BackgroundWorker Question (C# Windows Forms)

BackgroundWorker Question (C# Windows Forms) - c#

I am on MSDN reading about the BackgroundWorker class and I have a question about how it works.
The following code has a for loop in it. And inside the for loop, in the else clause, you're supposed to: Perform a time consuming operation and report progress.
But, why is there a for loop, and why is its maximum value only 10?
private void bw_DoWork(object sender, DoWorkEventArgs e)
{
BackgroundWorker worker = sender as BackgroundWorker;
for (int i = 1; (i <= 10); i++)
{
if ((worker.CancellationPending == true))
{
e.Cancel = true;
break;
}
else
{
// Perform a time consuming operation and report progress.
System.Threading.Thread.Sleep(500);
worker.ReportProgress((i * 10));
}
}
}
I have a really massive database, and it takes sometimes up to a minute to check for new orders based on certain criteria. I don't want to guess how long it may take to complete a query, I want actual progress. How can I make this background worker report progress based on a MySQL SELECT query?

How can I make this background worker report progress based on a MySQL SELECT query?
You can't. That's one of the problems with a synchronous method call that you cannot predict ahead of time how long it is going to take. You have two cut points of time to deal with. Before you call the method, and after you call the method. You do not get anything in between. Either the method has returned, or it has not.
You can use statistics to your advantage though. You can record how long it takes each time it executes, store that, and use that to calculate a prediction, but it's never going to be accurate. With such a prediction, you could space out progress reporting accordingly so that you end up at 100% at or around the statistical prediction you've calculated.
However, if the database is slower or faster than usual, it'll be off.
Also note that whichever thread that is calling into MySQL to retrieve data can not be the same thread that is reporting progress, since it will be "waiting" for the MySQL database and the .NET code that talks to it to return with the data, all in one piece. You need to spin up yet another thread that reports the progress.

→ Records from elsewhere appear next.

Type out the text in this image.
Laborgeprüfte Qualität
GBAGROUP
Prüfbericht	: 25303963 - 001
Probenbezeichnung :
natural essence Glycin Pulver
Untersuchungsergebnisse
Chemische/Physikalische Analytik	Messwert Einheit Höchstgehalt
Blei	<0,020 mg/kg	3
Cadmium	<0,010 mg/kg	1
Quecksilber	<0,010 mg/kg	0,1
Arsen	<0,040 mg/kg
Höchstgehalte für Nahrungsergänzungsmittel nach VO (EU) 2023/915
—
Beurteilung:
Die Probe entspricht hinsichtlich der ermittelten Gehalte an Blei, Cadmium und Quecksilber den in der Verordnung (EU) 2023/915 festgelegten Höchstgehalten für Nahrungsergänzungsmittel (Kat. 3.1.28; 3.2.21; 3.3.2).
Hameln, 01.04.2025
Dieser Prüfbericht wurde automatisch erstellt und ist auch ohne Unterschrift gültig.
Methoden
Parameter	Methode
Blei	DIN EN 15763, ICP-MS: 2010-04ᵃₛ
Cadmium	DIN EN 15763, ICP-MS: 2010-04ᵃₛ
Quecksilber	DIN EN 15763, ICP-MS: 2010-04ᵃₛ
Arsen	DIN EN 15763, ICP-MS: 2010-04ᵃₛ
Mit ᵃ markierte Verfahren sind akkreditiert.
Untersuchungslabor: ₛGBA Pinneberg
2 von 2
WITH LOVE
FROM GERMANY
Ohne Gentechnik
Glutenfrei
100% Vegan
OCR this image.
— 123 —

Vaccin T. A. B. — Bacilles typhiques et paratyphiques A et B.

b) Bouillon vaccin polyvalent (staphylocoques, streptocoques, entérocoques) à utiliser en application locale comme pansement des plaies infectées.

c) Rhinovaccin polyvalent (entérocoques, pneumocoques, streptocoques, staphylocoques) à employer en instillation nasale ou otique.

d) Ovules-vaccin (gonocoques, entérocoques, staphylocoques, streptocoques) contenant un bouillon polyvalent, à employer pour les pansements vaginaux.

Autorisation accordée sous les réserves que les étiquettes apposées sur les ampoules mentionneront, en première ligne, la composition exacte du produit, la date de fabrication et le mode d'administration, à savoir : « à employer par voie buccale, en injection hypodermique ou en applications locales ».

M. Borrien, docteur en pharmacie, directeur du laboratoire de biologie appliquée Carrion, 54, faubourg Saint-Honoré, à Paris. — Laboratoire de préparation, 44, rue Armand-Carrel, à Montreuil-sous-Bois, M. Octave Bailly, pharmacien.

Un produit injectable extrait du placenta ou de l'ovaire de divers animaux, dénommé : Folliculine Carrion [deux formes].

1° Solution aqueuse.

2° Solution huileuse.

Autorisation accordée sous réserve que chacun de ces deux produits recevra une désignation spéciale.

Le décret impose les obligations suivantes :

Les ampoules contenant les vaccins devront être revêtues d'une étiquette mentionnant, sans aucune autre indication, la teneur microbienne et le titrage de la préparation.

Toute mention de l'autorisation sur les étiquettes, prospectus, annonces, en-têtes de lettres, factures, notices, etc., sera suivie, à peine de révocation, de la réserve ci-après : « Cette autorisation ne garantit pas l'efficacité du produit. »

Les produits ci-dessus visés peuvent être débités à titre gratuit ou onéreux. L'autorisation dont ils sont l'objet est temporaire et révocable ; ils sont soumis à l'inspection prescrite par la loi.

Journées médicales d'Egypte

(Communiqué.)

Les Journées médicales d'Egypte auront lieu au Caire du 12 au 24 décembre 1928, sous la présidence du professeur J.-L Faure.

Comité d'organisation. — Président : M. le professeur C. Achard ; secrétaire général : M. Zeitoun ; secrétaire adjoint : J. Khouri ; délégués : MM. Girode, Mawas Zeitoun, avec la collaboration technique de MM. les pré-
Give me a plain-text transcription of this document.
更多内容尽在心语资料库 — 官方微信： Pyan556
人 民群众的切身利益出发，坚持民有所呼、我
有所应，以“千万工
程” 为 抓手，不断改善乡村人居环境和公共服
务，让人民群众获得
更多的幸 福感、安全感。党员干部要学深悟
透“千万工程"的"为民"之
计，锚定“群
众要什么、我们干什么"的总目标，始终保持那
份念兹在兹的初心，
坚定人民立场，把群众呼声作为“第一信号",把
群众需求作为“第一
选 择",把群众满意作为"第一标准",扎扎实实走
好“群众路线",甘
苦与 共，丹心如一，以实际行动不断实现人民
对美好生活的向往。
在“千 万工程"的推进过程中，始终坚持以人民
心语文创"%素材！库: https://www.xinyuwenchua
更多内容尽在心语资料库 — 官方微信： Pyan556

But, why is there a for loop, and why
is its maximum value only 10?
In the example, the worker is reporting progress between 10 an 100, purely out of simplicity. The values 10 to 100 come from i (1-10), and the * 10 in ReportProgress.
The documentation says that ReportProgress takes:
The percentage, from 0 to 100, of the
background operation that is complete.
When you write it for your really massive database, you must report progress as a percentage, between 0 and 100.
Given that your database may take "up to a minute", 1% is slightly more than 1/2 second, so you should see any associated progress bar move every 1/2 second or so. That sounds like pretty smooth reporting to me.
(Other answers describe why its difficult to attach the progress to a SQL-query)

You'll need to figure out a way to measure the progress of your query. Instead of one long query, you might be able to do it in batches (say of 10, then the progress increments by 10% each time).

The example is showing how to batch long processes so they can be reported. The 'sleep' instruction in the example would be replaced by a call to a method that did a time-consuming, batchable job.
In your case, unless you can split up your query into multiple parts, you can't really use ReportProgress to give feedback - you won't have any progress to report. A SQL query is a one-shot run, and ReportProgress is used for batchable things.
You may want to look into optimizing your database - it's possible that an index on a heavily-used table or something similar could be a big help. If this isn't possible, you'll have to find a way to do batched queries against the data (or get back the whole thing and go through it in code - ugh) if you want to be able to report meaningful progress.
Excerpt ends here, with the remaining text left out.